La legge 30, o famigerata legge Biagi, frammenta il mondo del lavoro riducendo la contrattazione da collettiva ad individuale, subordinando la figura del lavoratore al valore della merce da lui prodotta andando così ad occupare nella filiera produttiva egli stesso il ruolo di merce.
La legge Bossi-Fini, costruita sulle basi della precedente Turco-Napolitano (attuale Presidente della Repubblica) sancisce di fatto il privilegio di essere cittadini della fortezza Europa introducendo la detenzione amministrativa negli odierni lager tristemente noti come C.P.T. per quanti non siano in possesso di tale requisito.
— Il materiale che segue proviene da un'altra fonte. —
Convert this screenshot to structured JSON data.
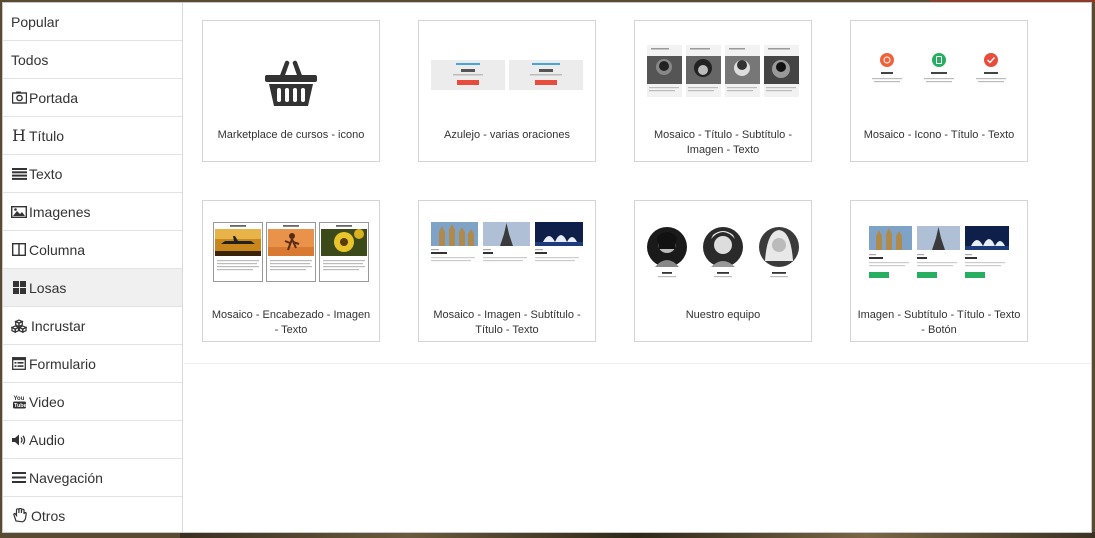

È nostra opinione che la grottesca situazione che si sta perpetuando sulla pelle dei compagni sia figlia della loro manifesta inconciliabilità con un organizzazione sociale iniqua fondata sul capitale, sullo sfruttamento dell'uomo sull'uomo e sul dissennato perseguire la devastazione ed il saccheggio di interi territori a danno dei popoli.
Le dinamiche repressive in atto sono la trasmutazione interna del contesto internazionale di guerra permanente che vede questo paese attore protagonista, imponendo il controllo minuzioso del territorio e il monitoraggio capillare delle insorgenze sociali.